False positive results. These features were classified as fractures in 6 of 10 normal cases.

This study had some limitations, starting with its retrospective design. The physician who input the ground truth on the evaluation dataset knew that the CT images were collected to determine rib fractures, even though he did not know the exact location of the rib fractures. This information bias may have made the criteria for rib fracture definition more sensitive than the standard method. The CAD system's sensitivity could be decreasing because of the many ground truths for the radiologists to determine as fractures and the inclusion of ambiguous lesions that are ignored in clinical practice. Moreover, although radiologist annotations are used as correct data, it is sometimes difficult even for experienced radiologists to determine whether a bone discontinuity is a true fracture or a vascular groove. Therefore, there may be FPs and false negatives in the radiologist’s annotation. Furthermore, there may be variabilities due to different facilities. This algorithm's original developer and target facility differed from our institution; hence, the results should not be limited to a single facility.

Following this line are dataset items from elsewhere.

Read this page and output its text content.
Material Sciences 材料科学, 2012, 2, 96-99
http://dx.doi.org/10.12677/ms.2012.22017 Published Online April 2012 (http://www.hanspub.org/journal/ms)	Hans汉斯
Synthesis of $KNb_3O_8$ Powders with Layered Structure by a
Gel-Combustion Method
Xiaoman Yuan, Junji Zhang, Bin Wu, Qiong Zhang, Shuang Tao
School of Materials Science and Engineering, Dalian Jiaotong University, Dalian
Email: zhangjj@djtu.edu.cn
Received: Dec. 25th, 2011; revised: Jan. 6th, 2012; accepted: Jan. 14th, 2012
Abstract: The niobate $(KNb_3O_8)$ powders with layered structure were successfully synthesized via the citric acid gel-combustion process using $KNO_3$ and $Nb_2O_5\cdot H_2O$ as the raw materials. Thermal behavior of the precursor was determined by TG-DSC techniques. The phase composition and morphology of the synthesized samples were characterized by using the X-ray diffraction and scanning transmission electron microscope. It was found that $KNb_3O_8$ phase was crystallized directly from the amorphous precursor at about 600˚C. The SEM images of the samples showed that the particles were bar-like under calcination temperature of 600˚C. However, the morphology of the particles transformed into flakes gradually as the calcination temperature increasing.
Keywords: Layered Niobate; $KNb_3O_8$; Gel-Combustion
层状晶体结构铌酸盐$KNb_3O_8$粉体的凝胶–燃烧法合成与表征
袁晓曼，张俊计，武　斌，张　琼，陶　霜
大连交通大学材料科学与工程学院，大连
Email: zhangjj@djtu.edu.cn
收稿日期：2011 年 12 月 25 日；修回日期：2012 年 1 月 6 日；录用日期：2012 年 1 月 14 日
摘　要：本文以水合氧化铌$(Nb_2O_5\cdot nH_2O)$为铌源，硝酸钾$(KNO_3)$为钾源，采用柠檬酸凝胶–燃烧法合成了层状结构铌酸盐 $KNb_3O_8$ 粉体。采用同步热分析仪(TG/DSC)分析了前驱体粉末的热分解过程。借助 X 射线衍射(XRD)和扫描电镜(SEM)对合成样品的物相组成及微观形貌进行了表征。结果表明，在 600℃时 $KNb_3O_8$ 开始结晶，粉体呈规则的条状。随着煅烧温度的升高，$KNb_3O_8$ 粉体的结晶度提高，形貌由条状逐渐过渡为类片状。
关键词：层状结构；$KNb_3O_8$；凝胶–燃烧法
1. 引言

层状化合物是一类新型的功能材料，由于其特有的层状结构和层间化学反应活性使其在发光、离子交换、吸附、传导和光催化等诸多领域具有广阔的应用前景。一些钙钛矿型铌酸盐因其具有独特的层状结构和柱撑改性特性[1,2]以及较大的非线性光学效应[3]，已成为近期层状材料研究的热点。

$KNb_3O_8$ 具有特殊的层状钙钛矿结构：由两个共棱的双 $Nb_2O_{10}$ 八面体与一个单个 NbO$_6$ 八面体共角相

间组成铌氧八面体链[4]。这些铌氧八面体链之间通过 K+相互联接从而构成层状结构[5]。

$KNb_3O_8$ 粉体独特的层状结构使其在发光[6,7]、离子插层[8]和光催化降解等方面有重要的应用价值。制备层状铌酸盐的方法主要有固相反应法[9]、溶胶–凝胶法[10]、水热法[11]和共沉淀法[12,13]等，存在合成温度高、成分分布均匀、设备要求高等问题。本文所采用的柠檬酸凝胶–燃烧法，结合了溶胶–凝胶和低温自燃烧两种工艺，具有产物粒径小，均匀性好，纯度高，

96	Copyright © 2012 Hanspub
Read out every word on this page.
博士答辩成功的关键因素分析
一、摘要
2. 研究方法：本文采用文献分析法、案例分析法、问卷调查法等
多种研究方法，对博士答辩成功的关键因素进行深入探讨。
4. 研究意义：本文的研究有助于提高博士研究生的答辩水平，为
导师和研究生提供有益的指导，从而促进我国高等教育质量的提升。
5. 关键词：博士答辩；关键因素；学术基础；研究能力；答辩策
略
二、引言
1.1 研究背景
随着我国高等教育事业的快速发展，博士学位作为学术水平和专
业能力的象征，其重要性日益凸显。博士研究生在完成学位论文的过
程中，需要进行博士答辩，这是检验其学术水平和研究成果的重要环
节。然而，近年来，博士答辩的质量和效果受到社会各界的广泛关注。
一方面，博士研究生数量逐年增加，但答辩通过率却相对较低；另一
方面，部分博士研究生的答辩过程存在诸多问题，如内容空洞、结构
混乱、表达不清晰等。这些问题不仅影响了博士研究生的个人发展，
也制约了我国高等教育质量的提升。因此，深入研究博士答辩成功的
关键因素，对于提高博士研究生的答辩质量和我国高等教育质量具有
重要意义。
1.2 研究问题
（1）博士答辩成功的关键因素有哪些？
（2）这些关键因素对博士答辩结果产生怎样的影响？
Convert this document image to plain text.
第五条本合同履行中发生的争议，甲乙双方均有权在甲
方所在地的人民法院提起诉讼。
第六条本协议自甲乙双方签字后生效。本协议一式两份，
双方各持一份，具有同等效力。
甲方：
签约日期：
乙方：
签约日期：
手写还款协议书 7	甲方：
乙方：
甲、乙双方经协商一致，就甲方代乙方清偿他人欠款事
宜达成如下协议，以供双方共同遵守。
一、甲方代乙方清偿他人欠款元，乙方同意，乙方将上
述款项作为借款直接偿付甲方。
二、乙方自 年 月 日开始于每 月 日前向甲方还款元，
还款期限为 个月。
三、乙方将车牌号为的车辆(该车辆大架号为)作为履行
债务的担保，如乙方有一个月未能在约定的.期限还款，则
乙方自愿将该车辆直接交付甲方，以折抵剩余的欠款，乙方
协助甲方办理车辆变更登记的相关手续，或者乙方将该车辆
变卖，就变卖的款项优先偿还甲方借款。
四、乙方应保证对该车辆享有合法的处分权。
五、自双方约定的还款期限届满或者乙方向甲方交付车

However, the additional training dataset that we used was from the same facility as the evaluation dataset, and differences in results due to the type of CT scanner and different protocols between facilities, including slice thickness, should be considered. The imaging method is standardized in trauma protocols, and the bias due to slice thickness and beam pitch is expected to be inconsequential. Nevertheless, it is necessary to isolate possible differences due to the imaging scanner and protocol and evaluate the results in cases from other facilities and equipment in the future.

In conclusion, the sensitivity of the algorithm used in this study was sufficient to aid the rapid detection of rib fractures within the evaluated validation dataset of CT images. It is important to evaluate the algorithm in a multi-center setting to confirm these findings before using this diagnostic aid in clinical practice.